Evening 6 – The Capitalistic Religion
A smart man opened a bank. A kitchen contractor completed a big job and earned one million Euros. The contractor deposited his money in the new bank. The bank has now one million Euros. A woman, with a vision, wants to open a bakery. She doesn’t have enough money, and has no way to finance a proper kitchen with all the needed space and appliances to open a bakery. She goes to the bank, and tells the banker about her dream bakery. The banker is convinced and lends her one million Euros. The woman hires the kitchen contractor to build her dream kitchen and pays him one million Euros. The contractor deposits the one million Euros in the bank. When the contractor looks at his bank report, what will it show? Two million Euros. How much money the bank actually has? One million Euro.

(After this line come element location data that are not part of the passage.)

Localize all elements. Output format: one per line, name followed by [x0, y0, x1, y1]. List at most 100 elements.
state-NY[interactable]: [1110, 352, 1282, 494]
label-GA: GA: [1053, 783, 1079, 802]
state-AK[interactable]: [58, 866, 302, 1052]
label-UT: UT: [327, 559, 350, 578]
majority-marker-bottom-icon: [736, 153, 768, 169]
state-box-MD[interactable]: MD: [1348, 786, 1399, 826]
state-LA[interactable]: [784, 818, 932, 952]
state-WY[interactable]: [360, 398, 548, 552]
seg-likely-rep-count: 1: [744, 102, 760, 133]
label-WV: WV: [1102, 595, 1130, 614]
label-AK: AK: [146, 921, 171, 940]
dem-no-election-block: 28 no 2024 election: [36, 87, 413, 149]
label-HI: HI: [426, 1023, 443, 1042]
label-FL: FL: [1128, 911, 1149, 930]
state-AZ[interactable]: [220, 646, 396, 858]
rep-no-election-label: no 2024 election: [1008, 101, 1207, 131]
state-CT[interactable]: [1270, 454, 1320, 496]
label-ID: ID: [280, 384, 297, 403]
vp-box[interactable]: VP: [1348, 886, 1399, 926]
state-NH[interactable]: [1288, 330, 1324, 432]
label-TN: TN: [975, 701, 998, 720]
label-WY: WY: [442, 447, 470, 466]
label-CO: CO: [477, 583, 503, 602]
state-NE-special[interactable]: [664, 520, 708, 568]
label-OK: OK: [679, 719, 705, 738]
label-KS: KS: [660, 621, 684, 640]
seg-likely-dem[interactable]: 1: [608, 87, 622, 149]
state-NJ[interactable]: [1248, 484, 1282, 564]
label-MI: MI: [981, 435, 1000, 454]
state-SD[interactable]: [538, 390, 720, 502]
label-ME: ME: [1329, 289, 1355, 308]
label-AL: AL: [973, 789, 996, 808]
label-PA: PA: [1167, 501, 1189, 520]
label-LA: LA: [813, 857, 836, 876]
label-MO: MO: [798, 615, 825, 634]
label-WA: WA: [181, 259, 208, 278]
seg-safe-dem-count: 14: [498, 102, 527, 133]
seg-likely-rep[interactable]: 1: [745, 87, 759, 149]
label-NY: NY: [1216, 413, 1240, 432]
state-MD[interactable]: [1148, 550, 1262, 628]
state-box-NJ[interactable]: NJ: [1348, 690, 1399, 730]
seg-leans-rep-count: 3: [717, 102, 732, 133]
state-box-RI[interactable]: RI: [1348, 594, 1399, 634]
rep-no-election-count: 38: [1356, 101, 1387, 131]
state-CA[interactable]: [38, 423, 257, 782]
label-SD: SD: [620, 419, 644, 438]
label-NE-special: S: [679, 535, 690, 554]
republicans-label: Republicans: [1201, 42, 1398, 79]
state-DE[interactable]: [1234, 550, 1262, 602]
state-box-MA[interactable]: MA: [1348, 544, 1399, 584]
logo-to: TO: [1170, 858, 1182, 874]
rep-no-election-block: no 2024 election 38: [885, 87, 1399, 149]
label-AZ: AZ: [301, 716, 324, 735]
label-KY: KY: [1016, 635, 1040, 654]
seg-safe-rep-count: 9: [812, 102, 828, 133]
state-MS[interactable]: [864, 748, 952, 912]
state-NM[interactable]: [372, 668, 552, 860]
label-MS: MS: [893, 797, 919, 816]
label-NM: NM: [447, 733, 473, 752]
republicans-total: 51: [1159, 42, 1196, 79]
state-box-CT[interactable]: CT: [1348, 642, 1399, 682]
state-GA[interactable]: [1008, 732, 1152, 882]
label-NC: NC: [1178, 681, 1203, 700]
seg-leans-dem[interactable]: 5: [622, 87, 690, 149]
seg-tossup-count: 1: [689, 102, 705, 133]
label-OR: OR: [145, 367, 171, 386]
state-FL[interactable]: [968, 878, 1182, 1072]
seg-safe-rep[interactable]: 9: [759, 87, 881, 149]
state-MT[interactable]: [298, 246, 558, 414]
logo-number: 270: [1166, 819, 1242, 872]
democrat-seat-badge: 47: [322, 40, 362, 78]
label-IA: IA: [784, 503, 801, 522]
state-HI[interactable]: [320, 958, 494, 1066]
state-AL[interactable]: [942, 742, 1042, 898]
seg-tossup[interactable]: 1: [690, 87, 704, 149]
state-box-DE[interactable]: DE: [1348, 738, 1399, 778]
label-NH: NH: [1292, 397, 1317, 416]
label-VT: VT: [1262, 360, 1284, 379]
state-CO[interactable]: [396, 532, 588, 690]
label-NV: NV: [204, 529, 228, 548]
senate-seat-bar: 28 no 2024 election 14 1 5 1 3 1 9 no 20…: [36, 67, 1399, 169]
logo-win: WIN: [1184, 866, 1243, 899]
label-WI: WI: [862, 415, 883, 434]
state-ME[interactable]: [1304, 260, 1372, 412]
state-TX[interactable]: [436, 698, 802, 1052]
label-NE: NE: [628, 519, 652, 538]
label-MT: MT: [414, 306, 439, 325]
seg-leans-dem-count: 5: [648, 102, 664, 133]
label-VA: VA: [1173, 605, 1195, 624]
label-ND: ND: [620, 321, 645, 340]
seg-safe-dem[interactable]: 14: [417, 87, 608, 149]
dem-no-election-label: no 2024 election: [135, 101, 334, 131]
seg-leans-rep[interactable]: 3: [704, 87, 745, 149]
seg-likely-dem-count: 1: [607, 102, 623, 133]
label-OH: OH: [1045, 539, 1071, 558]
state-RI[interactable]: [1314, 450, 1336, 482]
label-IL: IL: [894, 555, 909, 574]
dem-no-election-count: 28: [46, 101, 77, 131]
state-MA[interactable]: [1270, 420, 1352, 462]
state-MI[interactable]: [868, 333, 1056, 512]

What usually happens in this case is that the bakery’s kitchen costs in the end two million Euros. The woman does not give up and persuades the banker to lend her another one million Euros. She pays the kitchen contractor another one million so he can finish the job. The contractor deposits also this money in the bank. What will his bank’s report show now? Three million Euros. How much money the bank actually has? Still one million Euros. In fact, the same one million Euros the kitchen contractor deposited in the beginning…

Evening 7 – And They Lived Happily Ever After
In the last 500 years we witnessed an unprecedented series of revolutions. Planet Earth became, for the first time, a united ecological and historical region. The economy grew in unbelievable speed and humanity as a whole is richer now than ever before.
But, are people happier than before? Can we say with confidence that 50,000 years of discoveries, developments and revolutions increased the happiness of humanity as a whole? Is, for example, Neil Armstrong, with his footprint on the moon, happier than the anonymous nomad with her handprint on the walls of the Chauvet cave? And if not, what is the point of all of this?

The Show
The room is dark. It is a place where people come to work on themselves and others, perhaps through consciousness raising, or through religious rituals. It’s a series of what Gertrude Stein called meditations; rumination on philosophical ideas in which the intent is to enjoy, to savor, and to dance with the music of your ideas and what they spark inside you. The room is a meeting point for a story to be experienced.
The story is being told by the “Storyteller” with the help of a musician and the audience. It is a communal setting where the listeners are active and participate in bringing the story to life by role playing, sound making or acting as extras in one scene or another.